Background: The pre-surgical evaluation for drug-resistant epilepsy achieves seizure freedom in only 50-60% of patients. Efforts to identify quantitative intracranial EEG (qEEG) biomarkers of epileptogenicity are needed. This review summarizes and evaluates the design of qEEG studies, discusses barriers to biomarker adoption, and proposes refinements of qEEG study protocols.

Methods: We included exploratory and prediction prognostic studies from MEDLINE and Scopus published between 2017 and 2023 that investigated qEEG markers for identifying the epileptogenic network as the surgical target. Cohort parameters, ground truth references, and analytical approaches were extracted.

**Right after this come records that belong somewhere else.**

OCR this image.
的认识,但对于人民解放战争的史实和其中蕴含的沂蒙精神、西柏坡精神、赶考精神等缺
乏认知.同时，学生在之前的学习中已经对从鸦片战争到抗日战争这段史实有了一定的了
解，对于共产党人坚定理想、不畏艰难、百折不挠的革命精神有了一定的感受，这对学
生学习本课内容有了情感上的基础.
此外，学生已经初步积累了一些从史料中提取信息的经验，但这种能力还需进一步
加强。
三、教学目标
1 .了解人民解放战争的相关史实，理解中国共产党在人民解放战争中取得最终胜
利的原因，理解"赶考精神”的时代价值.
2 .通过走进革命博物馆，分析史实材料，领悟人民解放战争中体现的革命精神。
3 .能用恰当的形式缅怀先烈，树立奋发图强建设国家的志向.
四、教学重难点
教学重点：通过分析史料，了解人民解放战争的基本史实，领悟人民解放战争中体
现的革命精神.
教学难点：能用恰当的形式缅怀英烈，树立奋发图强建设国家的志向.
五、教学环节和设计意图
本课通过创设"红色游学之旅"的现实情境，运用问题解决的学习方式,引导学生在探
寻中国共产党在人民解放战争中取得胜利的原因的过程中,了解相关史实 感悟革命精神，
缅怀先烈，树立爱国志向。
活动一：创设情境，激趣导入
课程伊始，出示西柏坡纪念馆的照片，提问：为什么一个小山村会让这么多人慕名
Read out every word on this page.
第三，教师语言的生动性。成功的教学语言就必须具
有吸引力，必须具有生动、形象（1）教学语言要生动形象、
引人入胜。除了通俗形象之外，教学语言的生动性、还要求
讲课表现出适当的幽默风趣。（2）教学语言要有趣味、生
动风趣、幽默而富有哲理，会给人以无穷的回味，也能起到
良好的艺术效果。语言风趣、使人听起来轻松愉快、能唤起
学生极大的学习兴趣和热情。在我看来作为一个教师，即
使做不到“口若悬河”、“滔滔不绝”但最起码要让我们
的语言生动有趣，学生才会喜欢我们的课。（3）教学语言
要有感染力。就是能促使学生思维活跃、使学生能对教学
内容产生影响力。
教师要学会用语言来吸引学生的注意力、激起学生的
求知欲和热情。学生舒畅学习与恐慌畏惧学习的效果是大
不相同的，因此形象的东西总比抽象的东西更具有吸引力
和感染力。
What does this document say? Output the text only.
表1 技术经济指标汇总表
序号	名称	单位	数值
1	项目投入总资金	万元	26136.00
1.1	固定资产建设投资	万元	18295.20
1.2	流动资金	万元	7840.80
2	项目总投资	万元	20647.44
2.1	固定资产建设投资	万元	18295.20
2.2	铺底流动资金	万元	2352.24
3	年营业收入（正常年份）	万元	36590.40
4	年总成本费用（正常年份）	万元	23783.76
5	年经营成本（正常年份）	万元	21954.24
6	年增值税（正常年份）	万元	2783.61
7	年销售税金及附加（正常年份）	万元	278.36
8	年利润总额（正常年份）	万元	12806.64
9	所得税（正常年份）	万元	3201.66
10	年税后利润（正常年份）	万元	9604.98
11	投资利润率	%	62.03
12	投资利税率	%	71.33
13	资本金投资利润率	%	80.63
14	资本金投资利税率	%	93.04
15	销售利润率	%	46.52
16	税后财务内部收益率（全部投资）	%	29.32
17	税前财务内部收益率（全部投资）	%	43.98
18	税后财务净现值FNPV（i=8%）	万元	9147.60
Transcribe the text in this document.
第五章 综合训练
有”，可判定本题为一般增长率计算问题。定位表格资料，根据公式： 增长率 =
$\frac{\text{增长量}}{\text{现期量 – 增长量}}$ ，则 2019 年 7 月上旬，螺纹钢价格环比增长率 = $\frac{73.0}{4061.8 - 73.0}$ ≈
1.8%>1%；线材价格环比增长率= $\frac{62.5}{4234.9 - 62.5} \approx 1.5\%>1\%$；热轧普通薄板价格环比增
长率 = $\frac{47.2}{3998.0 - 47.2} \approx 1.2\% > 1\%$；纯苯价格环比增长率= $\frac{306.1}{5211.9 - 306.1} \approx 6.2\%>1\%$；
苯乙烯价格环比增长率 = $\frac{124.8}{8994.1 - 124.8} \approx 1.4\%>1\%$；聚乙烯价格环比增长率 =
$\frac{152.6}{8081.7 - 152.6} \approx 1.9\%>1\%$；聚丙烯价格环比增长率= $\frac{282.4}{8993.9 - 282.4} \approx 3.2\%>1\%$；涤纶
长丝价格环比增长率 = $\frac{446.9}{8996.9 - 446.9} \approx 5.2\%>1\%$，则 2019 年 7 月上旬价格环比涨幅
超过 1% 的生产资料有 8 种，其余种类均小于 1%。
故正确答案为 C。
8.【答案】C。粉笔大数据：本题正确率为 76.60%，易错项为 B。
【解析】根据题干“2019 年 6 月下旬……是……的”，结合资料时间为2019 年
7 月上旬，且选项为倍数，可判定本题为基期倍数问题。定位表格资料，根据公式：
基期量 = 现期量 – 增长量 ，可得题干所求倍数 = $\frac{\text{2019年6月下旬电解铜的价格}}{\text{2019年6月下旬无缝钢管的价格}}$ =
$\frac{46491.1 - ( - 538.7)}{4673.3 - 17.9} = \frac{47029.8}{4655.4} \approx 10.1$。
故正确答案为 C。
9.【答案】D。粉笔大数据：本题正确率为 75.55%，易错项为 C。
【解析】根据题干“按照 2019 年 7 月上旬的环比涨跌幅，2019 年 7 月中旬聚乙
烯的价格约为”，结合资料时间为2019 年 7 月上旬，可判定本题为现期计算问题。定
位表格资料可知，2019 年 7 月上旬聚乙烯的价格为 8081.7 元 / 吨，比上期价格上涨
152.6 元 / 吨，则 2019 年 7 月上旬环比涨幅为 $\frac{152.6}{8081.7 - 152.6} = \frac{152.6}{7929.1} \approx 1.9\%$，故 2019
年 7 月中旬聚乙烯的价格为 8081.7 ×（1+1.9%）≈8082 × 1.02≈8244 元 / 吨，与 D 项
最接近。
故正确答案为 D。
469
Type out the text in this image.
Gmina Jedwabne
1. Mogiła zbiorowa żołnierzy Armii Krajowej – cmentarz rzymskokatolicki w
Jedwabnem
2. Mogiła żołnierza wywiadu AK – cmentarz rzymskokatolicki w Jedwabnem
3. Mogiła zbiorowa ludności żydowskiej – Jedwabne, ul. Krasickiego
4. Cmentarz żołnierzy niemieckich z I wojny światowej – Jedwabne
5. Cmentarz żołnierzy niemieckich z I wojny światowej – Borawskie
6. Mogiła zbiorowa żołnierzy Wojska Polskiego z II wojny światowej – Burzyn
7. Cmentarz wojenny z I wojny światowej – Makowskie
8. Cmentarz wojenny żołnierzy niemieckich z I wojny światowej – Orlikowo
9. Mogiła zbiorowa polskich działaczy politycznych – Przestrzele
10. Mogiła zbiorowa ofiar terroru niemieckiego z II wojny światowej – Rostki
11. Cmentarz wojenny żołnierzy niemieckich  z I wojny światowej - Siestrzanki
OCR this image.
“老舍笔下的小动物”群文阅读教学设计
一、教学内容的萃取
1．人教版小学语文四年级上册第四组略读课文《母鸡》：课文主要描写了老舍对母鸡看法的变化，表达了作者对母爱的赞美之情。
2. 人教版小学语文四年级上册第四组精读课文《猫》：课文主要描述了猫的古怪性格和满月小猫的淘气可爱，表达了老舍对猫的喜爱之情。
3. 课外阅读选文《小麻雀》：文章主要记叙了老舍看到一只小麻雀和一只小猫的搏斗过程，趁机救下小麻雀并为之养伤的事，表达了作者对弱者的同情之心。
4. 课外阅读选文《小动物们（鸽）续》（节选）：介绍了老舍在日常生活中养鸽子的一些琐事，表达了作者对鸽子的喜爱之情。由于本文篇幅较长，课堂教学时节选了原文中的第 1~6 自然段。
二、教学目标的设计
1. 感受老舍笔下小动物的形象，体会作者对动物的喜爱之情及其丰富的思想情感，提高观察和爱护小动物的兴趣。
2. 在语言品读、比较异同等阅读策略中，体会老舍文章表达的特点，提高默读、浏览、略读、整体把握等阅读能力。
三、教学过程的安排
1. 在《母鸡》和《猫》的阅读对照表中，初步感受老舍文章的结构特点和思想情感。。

Results: Out of 1789 search results, 128 studies were included. The study designs were highly heterogeneous. Half of the studies included a non-consecutive cohort, with sample sizes ranging from 2 to 166 patients (median of 16). The most common minimum follow-up was one year, and the seizure onset zone was the most common ground truth. Prediction studies were heterogeneous in their analytical approaches, and only 25 studies validated the marker through post-surgical outcome prediction. Outcome prediction performance decreased in larger cohorts. Conversely, longer follow-up periods correlated with higher prediction accuracy, and connectivity-based approaches yielded better predictions. The data and code were available in only 9% of studies.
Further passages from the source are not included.